Dans son message intitulé « La Nation est en péril », la CENCO met en garde contre les risques que pourrait engendrer l’ouverture d’un processus de révision ou de changement de la Constitution dans le contexte actuel du pays. Les évêques y expriment leur inquiétude face à ce qu’ils considèrent comme une initiative susceptible d’accentuer les fractures politiques et sociales alors que la République démocratique du Congo demeure confrontée à de multiples défis sécuritaires, économiques et institutionnels.
« Le moment n’est pas opportun pour engager un processus de révision ou de changement de la Constitution », avertissent les prélats, estimant que les priorités nationales se situent ailleurs, notamment dans la restauration de la sécurité, la consolidation de la cohésion nationale et l’amélioration de la gouvernance publique.

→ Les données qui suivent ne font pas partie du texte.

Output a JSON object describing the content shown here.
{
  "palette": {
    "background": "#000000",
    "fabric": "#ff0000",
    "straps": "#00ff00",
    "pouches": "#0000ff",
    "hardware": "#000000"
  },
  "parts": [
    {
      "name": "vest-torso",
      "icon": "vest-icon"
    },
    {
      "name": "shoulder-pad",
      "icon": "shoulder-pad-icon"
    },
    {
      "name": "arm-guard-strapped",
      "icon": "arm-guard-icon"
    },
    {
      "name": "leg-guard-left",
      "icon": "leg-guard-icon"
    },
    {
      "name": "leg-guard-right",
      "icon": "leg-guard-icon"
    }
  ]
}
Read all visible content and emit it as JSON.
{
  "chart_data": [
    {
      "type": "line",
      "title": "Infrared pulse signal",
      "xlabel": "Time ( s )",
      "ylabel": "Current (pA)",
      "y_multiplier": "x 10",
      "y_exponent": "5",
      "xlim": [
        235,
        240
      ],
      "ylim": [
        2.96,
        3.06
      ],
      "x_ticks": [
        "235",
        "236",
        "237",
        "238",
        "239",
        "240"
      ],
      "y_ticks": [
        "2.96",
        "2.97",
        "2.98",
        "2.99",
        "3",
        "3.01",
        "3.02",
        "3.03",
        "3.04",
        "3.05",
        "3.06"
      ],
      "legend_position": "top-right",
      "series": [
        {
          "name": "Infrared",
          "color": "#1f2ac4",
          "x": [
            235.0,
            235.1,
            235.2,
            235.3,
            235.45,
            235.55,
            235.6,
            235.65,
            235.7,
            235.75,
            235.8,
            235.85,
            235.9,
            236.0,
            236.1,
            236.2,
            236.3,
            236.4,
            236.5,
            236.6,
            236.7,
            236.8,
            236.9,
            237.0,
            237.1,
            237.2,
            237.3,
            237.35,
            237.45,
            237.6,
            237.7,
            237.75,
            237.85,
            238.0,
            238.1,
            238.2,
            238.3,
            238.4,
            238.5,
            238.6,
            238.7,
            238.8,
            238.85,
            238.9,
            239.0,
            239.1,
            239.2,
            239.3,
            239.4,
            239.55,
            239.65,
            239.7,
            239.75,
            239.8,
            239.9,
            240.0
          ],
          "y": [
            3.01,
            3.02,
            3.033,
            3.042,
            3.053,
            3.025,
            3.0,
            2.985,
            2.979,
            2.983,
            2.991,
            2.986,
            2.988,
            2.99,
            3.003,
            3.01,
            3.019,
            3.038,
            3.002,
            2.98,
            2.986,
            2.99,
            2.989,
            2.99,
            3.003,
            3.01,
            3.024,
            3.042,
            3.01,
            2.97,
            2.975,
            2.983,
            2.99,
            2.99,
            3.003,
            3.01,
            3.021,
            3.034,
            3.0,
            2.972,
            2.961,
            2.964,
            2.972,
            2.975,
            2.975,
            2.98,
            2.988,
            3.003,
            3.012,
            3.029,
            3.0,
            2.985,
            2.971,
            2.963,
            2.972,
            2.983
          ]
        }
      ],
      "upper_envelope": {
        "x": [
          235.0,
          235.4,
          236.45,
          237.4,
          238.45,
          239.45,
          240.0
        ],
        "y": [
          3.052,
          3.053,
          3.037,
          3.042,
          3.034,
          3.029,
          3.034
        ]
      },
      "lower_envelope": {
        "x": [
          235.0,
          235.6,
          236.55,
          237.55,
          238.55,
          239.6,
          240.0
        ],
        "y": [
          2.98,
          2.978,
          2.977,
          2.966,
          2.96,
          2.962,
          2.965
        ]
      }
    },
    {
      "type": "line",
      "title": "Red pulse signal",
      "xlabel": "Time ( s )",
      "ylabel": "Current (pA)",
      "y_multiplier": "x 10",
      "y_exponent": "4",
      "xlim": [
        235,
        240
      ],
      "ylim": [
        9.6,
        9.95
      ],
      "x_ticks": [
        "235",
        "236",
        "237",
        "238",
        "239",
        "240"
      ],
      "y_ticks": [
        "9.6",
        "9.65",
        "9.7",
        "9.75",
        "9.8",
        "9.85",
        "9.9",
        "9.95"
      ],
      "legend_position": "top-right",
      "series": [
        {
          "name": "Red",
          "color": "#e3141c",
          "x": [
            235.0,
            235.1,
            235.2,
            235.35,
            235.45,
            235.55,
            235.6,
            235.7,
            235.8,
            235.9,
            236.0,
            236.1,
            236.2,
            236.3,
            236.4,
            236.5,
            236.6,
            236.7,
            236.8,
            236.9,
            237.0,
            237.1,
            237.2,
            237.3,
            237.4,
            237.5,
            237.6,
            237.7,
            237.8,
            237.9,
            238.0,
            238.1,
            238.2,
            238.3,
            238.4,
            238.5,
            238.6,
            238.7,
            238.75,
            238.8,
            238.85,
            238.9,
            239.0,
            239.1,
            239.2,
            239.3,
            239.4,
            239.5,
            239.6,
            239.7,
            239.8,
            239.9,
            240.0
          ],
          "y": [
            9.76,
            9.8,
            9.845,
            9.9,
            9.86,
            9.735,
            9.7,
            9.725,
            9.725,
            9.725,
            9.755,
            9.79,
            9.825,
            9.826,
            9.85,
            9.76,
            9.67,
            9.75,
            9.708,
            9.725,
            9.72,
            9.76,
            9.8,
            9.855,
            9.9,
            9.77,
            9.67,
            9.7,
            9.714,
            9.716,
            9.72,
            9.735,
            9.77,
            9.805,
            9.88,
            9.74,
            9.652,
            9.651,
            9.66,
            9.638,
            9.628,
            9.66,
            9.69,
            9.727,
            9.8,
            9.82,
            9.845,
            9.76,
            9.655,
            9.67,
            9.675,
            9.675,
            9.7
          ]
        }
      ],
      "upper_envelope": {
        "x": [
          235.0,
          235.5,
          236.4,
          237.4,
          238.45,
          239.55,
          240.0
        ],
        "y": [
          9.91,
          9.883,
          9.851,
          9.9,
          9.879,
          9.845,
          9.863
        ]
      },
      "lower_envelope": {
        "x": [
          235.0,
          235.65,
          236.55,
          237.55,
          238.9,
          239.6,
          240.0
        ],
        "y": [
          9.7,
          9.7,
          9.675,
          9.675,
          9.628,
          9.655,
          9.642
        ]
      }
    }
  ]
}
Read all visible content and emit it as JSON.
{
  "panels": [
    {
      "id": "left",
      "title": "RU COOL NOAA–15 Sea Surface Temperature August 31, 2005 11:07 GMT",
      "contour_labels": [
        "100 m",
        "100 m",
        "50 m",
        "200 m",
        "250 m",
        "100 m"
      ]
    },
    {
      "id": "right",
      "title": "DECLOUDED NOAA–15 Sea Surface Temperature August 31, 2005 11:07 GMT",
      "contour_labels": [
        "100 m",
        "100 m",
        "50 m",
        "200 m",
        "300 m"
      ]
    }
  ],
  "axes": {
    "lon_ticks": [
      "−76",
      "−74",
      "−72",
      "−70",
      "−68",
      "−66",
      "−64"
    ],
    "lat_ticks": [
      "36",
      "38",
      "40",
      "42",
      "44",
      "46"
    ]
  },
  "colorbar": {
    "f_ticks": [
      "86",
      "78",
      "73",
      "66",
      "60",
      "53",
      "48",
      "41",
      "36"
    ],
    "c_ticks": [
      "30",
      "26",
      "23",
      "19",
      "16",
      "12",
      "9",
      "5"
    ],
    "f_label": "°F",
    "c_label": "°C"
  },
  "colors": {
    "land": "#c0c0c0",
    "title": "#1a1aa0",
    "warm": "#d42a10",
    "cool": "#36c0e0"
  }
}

Les évêques appellent également les responsables politiques à éviter toute démarche susceptible de raviver les tensions et de détourner l’attention des préoccupations fondamentales des populations.
Au-delà de la controverse, cet épisode révèle surtout l’importance prise par le débat constitutionnel dans le paysage politique congolais. En intervenant publiquement sur cette question, l’Église catholique entend manifestement peser sur une discussion qu’elle juge déterminante pour l’avenir du pays.
Que l’on partage ou non son analyse, la portée de son message ne saurait être minimisée par une querelle sur sa paternité. Les signatures parlent d’elles-mêmes : rarement une déclaration épiscopale aura bénéficié d’un soutien aussi large au sein des principales structures de l’Église catholique en République démocratique du Congo.